I’ve seen the unfolding of my first two days of tiny living. I’m still not complaining.
I started this journey nearly four years ago. My quest, simply stated, was to go 365 days without uttering a word of complaint. I told only one person, my friend Iris, what I planned. The blog would keep me honest, I thought. Perhaps I’d slowly, gradually, let others know about my journey. Or I’d tell no one. I anticipated that my behavior would change; a living testimony to the success of my effort. People in my life — my spouse at the time; my son; my stepchildren; my father-in-law; my family and friends — would begin to comment on how sweet-natured I suddenly seemed to be.
Murphy’s Law intervened within two months. My marriage disintegrated. My stepchildren drifted away. My father-in-law died. The social life which I had enjoyed with my husband vanished. The reason for my efforts had been to enrich what surrounded me. Left to myself, I had to choose whether or not to continue.
So here I am. From December 2013 to December 2017, my life has dramatically, irrevocably, and astoundingly evolved. I sit at the same desk where I have written so many other passages, but the desk has been transported to a loft in the delta sixty miles east of Oakland, California. Instead of a thirteen-hundred square foot 100-year-old Brookside airplane bungalow, I find myself in a tiny house on wheels, which comprises 313 square feet counting the loft in which I sit and the sleeping loft across the way. The dishes on the shelves came from Kansas City, but they occupy six or seven feet of wood on metal brackets instead of ceiling-high cupboards. Out the window to my right, I see a larger tiny home. To the left, an honest-to-God trailer, with a metal door and a portable pop-up awning out front.
An old weeping willow rises from the stretch of parkland behind this place. A foot-bridge spans a creek running between the rows of RVs, campers, trailers, and tiny houses. I cannot see the river because we sit in a small verdant valley, but I can walk to it. I can stand on a dock and watch the sun rise over the Mokelumne River. The occasional rumble n the roadway will remind me that others have risen this early, for work or perhaps just to enjoy the gentle flow of the water and the call of birds in the low-hanging branches of the old trees.
So much remains to be done to order my life here. I must find work to replenish the funds which this move has depleted. For that matter, I still have to figure out how to use the fancy composting toilet which I chose so that eventually, in a few years, the house can go off-grid. The park handyman will build a porch for me with wood already delivered from the Home Depot in Lodi. Until then, temporary steps allow passage to and from the house. I’ve fixed my first dinner on the three-burner propane range. I’ve discovered all the little foibles which any new build presents. Each will be addressed; until solutions present themselves, I’ll tolerate the minor inconveniences. I’m taking this new life one day at a time, here in the home which I’ve named Angel’s Haven, in Park Delta Bay, in Isleton, California, just seventy miles from the calming presence of the mother sea.

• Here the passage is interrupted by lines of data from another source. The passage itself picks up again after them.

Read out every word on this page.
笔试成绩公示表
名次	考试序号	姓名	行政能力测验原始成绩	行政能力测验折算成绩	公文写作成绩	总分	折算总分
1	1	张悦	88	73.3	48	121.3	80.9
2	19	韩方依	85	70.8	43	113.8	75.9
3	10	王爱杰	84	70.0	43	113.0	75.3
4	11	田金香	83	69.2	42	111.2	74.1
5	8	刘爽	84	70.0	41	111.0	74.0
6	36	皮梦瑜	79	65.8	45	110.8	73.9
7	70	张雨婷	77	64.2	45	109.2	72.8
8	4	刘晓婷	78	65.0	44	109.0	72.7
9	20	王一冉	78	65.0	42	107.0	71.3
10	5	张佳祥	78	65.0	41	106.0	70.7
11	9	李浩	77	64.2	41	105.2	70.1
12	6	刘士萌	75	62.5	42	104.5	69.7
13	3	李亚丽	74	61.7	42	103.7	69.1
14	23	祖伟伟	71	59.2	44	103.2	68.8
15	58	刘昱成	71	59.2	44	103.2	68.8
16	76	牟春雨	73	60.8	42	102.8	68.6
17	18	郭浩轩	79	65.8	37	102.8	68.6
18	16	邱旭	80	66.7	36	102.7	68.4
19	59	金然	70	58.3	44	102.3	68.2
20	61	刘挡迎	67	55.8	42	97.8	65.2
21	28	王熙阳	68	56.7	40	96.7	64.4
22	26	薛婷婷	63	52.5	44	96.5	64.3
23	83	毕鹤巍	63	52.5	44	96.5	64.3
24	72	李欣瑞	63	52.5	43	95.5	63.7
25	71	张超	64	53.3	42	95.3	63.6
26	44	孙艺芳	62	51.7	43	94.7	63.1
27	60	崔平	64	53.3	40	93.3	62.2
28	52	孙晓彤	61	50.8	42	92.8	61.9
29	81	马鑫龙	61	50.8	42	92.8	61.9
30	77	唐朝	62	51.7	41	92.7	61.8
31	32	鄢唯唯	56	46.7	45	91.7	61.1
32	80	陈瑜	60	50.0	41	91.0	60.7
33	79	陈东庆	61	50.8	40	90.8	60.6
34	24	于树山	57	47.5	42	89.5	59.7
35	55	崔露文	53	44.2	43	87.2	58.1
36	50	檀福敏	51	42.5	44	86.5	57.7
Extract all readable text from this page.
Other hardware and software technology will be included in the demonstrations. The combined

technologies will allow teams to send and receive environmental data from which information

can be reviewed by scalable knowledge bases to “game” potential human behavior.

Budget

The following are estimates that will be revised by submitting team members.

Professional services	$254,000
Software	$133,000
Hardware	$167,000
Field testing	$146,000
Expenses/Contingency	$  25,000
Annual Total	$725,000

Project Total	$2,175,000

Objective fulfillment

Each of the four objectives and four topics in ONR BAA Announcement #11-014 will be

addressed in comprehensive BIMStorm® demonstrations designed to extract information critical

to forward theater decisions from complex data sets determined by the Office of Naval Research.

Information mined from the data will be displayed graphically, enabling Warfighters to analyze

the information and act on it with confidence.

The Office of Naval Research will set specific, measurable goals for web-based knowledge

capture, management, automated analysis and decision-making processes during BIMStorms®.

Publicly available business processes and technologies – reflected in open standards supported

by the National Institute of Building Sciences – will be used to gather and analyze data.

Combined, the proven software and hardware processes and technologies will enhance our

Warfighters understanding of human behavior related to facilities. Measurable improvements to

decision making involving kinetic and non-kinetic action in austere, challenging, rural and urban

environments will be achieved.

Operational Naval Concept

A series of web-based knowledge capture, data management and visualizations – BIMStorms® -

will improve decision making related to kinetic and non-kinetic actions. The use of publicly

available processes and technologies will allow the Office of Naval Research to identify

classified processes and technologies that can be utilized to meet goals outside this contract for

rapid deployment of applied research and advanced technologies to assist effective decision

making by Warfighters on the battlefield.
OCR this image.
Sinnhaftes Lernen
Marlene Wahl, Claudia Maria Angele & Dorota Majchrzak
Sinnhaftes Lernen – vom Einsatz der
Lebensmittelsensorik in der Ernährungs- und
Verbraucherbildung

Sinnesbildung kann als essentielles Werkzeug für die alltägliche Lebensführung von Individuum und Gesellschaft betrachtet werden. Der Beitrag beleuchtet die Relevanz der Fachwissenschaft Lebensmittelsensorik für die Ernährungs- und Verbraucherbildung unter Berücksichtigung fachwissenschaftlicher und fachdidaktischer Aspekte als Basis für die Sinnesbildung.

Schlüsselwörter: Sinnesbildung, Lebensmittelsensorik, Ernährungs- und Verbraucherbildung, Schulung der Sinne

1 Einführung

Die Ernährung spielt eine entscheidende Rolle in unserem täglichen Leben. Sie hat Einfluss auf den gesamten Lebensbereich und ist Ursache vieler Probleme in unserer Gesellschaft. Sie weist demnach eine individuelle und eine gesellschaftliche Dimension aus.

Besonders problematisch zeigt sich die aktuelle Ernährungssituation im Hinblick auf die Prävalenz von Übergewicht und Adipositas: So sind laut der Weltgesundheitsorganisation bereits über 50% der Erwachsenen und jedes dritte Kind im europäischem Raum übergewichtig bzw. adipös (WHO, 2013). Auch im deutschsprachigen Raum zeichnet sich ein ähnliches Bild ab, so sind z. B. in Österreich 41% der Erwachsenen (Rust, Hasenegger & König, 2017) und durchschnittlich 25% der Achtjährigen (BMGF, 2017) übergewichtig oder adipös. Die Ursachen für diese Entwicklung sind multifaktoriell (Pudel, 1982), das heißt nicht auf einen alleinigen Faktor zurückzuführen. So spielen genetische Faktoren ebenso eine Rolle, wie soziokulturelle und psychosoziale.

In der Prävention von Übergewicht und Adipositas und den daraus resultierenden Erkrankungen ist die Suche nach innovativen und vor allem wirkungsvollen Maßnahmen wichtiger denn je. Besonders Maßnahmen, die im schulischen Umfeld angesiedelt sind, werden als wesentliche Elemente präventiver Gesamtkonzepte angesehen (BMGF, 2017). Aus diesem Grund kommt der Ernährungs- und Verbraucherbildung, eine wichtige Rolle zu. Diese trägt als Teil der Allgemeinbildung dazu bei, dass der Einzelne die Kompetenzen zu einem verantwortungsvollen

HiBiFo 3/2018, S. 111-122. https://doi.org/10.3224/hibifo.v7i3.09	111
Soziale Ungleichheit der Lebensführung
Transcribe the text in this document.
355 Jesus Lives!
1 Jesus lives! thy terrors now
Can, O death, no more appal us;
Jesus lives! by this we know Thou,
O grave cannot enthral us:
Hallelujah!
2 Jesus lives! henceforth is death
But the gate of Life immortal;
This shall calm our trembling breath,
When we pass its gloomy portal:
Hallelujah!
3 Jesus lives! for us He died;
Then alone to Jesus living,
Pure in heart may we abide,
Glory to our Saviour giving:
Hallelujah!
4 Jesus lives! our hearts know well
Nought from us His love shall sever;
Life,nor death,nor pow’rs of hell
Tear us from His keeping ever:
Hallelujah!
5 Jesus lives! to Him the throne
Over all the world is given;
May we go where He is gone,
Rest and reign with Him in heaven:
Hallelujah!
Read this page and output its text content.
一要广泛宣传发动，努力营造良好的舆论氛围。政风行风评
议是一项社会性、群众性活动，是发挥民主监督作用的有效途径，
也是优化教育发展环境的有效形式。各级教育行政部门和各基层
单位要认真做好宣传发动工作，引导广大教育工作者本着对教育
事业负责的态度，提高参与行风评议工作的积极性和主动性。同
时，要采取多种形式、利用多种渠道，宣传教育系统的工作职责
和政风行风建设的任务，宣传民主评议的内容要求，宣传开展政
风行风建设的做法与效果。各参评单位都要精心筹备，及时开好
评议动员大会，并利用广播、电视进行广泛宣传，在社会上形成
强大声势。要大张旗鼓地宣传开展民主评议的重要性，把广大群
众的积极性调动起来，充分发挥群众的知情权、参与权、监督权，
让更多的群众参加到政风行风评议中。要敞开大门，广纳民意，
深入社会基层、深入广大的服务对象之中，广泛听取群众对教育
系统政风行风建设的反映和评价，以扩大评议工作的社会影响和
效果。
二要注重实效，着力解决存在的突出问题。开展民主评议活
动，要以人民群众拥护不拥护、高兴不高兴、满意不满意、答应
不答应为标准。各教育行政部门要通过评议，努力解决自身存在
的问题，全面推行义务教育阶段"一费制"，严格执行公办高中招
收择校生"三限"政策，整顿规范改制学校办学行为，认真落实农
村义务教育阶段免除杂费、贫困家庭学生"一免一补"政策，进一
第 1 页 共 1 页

It’s the twentieth day of the forty-eighth month of My Year Without Complaining. Life continues.
I am so proud of you for staying true to that promise not to complain. I am so inspired by you to roll with the punches, as well as the hugs and kisses. Leave the light on for me because I’m coming to visit!
Iris
I love the blue door! I didn’t realize you are only about an hour from the ocean.
I love weeping willows. When I was little we had one behind our house that my dad planted the month I was born. They sway so sweetly in a breeze and bend in a storm. I have always considered them a resilient tree.
Hopefully all the little nuisances will soon be fixed and you can sit back and enjoy your new surroundings undisturbed until you start a new career.